In modo particolare l’interdipendenza tra impresa e ambiente può essere descritta in tre passaggi:

1) Le imprese utilizzano risorse economiche, sociali ed ambientali prelevate dal sistema competitivo per svolgere la propria attività;

2) Le medesime imprese restituiscono valore economico, sociale e ambientale al sistema competitivo;

3) In modo circolare, le imprese prelevano nuovamente risorse dal sistema competitivo e – se hanno restituito in precedenza valore sociale, ambientale ed economico superiore rispetto a quello prelevato – otterranno dei benefici reintroducendo tali nuove risorse nel proprio processo produttivo.

La “catena del valore sociale” appena descritta in tre punti mostra come la crescita dell’impresa possa avvenire solo in sinergia con la crescita della società, reciprocamente alimentandosi: «attraverso la scomposizione della catena del valore sociale, l’impresa ricerca e sviluppa quegli investimenti che, realizzando importanti benefici per la collettività, consentono di accrescere, contemporaneamente, il proprio vantaggio competitivo e le proprie performance».

Caput- brain. La fonte della ricchezza delle nazioni è nelle persone 

Se, come questo libro ci ha ampiamente illustrato, la banca verrà nei prossimi anni ingaggiata da inediti schemi competitivi, la risorsa capace di dominare il cambiamento sarà invece il brain. Se la decomposizione della catena del valore conseguente all’ingresso di nuovi competitors extrabancari e alla virtualizzazione della società esigerà di escogitare nuove soluzioni di servizio e di gestione, l’unica risorsa in grado di assolvere a questo compito saranno i talenti e le competenze dello human capital.

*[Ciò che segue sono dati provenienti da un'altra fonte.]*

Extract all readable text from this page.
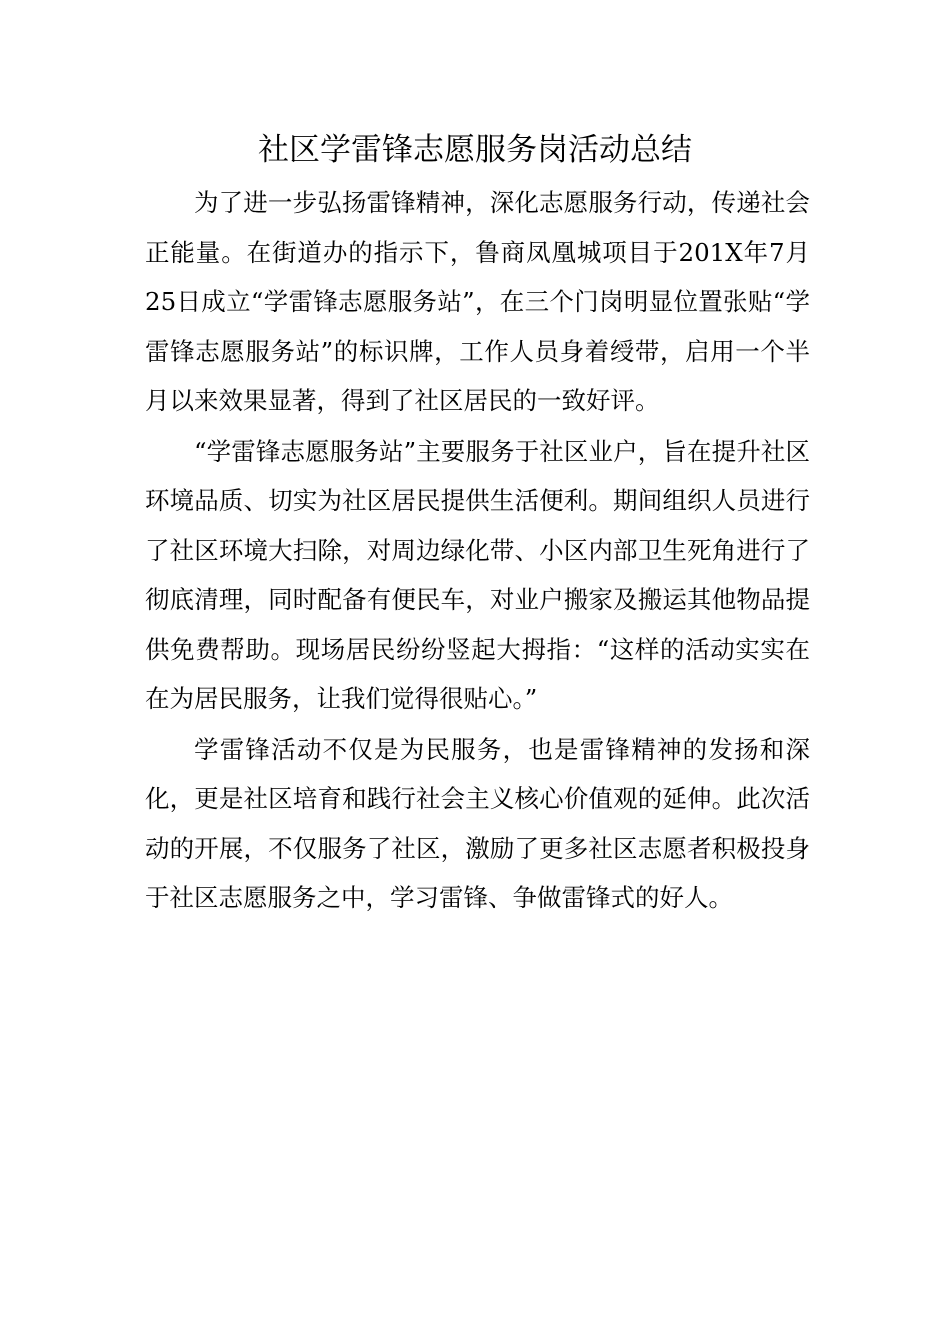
社区学雷锋志愿服务岗活动总结

为了进一步弘扬雷锋精神，深化志愿服务行动，传递社会正能量。在街道办的指示下，鲁商凤凰城项目于201X年7月25日成立“学雷锋志愿服务站”，在三个门岗明显位置张贴“学雷锋志愿服务站”的标识牌，工作人员身着绶带，启用一个半月以来效果显著，得到了社区居民的一致好评。

“学雷锋志愿服务站”主要服务于社区业户，旨在提升社区环境品质、切实为社区居民提供生活便利。期间组织人员进行了社区环境大扫除，对周边绿化带、小区内部卫生死角进行了彻底清理，同时配备有便民车，对业户搬家及搬运其他物品提供免费帮助。现场居民纷纷竖起大拇指：“这样的活动实实在在为居民服务，让我们觉得很贴心。”

学雷锋活动不仅是为民服务，也是雷锋精神的发扬和深化，更是社区培育和践行社会主义核心价值观的延伸。此次活动的开展，不仅服务了社区，激励了更多社区志愿者积极投身于社区志愿服务之中，学习雷锋、争做雷锋式的好人。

In questo scorcio di fine millennio, la novità e la profondità dei cambiamenti in atto nei mercati e nella società richiedono una vera e propria rifondazione del ruolo dell’uomo nell’impresa.

Solo l’uomo, infatti, sa escogitare soluzioni a problemi, metabolizzando le informazioni, strutturandole e selezionandole in modo da interpretare e rispondere alle domande emergenti della società virtualizzata e del mercato globale. Solo un uomo completo – capace di ideare, ma anche di eseguire e contestualizzare le proprie azioni nell’orizzonte di un’etica condivisa – potrà dominare quei cambiamenti che da più parti si stanno annunciando.

E solo un’impresa che sappia pensarsi come comunità di individui, “essere vivente” immerso nella più vasta comunità dei suoi stakeholder può riconoscere nell’obiettivo di auto perpetuarsi un compito naturale e una missione capace di superare e di armonizzare i conflitti particolari e gli effetti perversi delle logiche di breve periodo.